77 yaşındaki Sevim Aksoy ise "Herkes verdi parasını, bizler de verdik. Vermeye 6-7 kişi onların yüzünden asansörü kapattılar. Eşim ameliyatlı yürüyemiyor. Zor indiriyorlar, çıkarıyorlar. Ben omurilikten ameliyat oldum. 3-4 aydır yatıyorum. Her şey yasak bana. Mağdur kaldık. Doktorlar yürü diyor, inip yürüyemiyorum" diye konuştu.
"İcra işlemlerini yürütmekten başka çaremiz kalmamıştı"

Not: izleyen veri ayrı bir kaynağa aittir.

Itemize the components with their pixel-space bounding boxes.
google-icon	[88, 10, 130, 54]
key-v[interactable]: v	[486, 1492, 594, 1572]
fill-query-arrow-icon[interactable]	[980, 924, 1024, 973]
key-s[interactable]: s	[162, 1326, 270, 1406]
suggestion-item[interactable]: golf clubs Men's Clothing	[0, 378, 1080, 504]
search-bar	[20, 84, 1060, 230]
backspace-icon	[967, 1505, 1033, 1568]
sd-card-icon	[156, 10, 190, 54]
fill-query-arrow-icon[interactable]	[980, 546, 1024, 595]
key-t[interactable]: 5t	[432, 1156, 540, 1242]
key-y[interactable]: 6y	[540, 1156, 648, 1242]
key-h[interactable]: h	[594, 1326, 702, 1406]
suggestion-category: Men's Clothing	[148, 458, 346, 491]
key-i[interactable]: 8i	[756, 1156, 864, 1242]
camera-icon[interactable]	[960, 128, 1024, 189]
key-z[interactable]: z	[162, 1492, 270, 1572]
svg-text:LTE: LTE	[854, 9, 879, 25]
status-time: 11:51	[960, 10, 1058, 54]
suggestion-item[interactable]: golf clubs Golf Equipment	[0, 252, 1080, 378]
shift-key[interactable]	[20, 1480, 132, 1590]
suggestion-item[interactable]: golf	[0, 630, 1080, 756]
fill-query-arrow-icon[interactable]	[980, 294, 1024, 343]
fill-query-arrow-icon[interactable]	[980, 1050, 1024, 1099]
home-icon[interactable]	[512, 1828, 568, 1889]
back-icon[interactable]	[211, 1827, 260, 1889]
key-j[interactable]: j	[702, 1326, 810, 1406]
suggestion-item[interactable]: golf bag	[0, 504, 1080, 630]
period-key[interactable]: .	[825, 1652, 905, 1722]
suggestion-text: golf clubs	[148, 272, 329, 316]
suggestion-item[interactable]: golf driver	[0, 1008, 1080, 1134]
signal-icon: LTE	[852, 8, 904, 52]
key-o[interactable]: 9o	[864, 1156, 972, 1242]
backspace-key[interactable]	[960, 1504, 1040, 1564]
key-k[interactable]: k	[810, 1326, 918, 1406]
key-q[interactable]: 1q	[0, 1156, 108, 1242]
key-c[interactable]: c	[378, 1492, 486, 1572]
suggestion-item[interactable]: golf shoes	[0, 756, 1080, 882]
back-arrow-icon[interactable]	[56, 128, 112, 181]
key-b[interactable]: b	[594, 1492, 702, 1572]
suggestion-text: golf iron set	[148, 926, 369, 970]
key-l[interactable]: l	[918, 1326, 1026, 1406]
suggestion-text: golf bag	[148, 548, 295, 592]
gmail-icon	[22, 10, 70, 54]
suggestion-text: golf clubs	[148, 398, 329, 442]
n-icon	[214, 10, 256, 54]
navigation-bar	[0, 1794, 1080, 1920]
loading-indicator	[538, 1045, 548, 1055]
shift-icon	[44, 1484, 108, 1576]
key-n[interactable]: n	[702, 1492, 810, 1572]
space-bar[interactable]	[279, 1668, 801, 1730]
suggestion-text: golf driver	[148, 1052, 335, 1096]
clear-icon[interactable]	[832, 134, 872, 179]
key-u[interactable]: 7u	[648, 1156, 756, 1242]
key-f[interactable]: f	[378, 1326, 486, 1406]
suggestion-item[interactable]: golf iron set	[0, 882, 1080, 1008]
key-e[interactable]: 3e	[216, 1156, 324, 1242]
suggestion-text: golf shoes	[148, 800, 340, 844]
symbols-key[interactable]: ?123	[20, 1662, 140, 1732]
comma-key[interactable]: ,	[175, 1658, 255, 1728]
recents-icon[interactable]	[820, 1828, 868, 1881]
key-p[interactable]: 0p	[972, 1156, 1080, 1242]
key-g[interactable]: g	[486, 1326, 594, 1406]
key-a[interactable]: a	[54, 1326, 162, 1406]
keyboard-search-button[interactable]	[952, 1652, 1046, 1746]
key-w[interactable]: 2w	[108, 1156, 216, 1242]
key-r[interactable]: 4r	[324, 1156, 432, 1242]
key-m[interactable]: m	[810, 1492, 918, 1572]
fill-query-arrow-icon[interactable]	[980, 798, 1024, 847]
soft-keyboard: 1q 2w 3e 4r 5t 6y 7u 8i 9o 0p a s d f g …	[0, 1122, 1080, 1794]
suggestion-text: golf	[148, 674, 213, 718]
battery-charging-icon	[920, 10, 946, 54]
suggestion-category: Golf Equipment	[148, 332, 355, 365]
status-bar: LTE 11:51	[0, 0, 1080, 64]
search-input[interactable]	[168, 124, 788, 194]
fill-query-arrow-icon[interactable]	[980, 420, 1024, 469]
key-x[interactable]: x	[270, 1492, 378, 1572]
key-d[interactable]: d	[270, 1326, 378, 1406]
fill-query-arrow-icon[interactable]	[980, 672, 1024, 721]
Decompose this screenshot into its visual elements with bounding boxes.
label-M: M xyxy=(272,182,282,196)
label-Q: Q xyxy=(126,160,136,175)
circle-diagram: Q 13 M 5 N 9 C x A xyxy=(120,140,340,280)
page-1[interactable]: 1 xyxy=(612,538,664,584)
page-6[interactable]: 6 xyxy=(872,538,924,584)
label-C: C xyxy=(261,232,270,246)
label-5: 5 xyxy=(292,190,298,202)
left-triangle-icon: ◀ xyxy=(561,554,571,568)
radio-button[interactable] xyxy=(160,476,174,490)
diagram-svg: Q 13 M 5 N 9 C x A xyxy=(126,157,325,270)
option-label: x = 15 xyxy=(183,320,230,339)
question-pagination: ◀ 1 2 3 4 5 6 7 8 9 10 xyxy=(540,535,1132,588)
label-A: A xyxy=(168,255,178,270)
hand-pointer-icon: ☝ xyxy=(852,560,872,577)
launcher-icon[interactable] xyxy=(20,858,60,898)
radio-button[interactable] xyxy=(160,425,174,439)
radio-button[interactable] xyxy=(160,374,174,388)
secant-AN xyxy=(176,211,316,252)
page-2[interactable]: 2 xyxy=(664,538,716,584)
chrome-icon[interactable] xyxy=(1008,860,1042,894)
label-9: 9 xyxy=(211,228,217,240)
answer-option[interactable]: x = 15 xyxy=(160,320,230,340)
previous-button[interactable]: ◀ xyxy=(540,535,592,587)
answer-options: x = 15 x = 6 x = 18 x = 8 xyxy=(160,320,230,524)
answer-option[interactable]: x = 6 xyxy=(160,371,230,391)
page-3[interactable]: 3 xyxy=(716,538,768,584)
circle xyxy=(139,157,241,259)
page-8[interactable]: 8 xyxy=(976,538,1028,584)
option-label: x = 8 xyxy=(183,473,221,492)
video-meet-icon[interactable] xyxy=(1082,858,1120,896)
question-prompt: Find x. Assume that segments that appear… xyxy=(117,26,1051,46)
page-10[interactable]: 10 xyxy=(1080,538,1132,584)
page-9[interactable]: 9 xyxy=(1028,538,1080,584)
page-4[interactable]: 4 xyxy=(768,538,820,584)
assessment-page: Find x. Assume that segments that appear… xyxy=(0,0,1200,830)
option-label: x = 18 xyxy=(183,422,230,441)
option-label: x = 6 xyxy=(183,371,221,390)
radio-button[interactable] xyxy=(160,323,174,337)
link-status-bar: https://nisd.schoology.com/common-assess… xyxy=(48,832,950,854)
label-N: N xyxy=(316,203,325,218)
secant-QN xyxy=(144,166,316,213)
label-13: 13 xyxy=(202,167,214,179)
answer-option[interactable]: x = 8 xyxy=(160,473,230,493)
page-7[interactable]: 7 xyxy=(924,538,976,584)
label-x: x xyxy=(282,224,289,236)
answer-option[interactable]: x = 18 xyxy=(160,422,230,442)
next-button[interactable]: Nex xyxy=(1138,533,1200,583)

Asansör firmasının avukatı Necdet Başaran yazılı olarak açıklama yaparak müvekkilinin de mağdur olduğunu söyledi. Yapılan yazılı açıklamada, "Müvekkilimiz asansör firması ile Lale Apt. Yönetimi, (apartman genel kurulunun kararına dayanarak) bundan üç buçuk yıl önce apartmanın üç adet asansörünün yenilenmesi için bir yazılı sözleşme yapmışlar. Müvekkil firma, yüklendiği işi zamanında, sözleşmeye ve teknik koşullarına uygun olarak yerine getirip asansörlerin kurulumunu yaparak işi teslim etmiş. İş bedelinin ödenmesi aşamasında apartmanda yönetim değişikliği olmuş. Şu an halen görevde olan yeni yönetici sanıyorum eski yönetim ile olan ihtilafından dolayı iş bedelini ödemeye yanaşmamış. Firma bize yazılı sözleşme ve tüm evraklarını vererek sorunun hukuki çözümünü talep etti. Aslında yasal görevimiz olmadığı halde yönetici ile telefon irtibatı kurarak hukuki yollara başvurmaya gerek bırakılmaksızın ödemenin yapılmasını istedik. Sonuç alamayınca mecburen icra takibi açtık. Ne yazık ki şikayet edilmek, basına verilmek gibi dolaylı tehditler almaya devam ediyoruz. Bir kısım daire sahipleri 'yönetimin bu işin bedellerini çok önceden topladığını fakat neden halen ödeme yapmadığını anlayamadıklarını, yönetici ile diyalog kuramadıklarını' beyan ediyorlar. Biz apartmanın iç işleyişini ve sorunları bilemeyiz. Görevimizi iyi niyetle ve yasalara uygun olarak yapmak durumundayız ve yapıyoruz. Amacımız kimseyi mağdur etmek değildir. Mağdur olan bizim müvekkillerimizdir. Umarım ödemeyi yaparak sorunun çözümünü sağlarlar" ifadelerine yer verildi.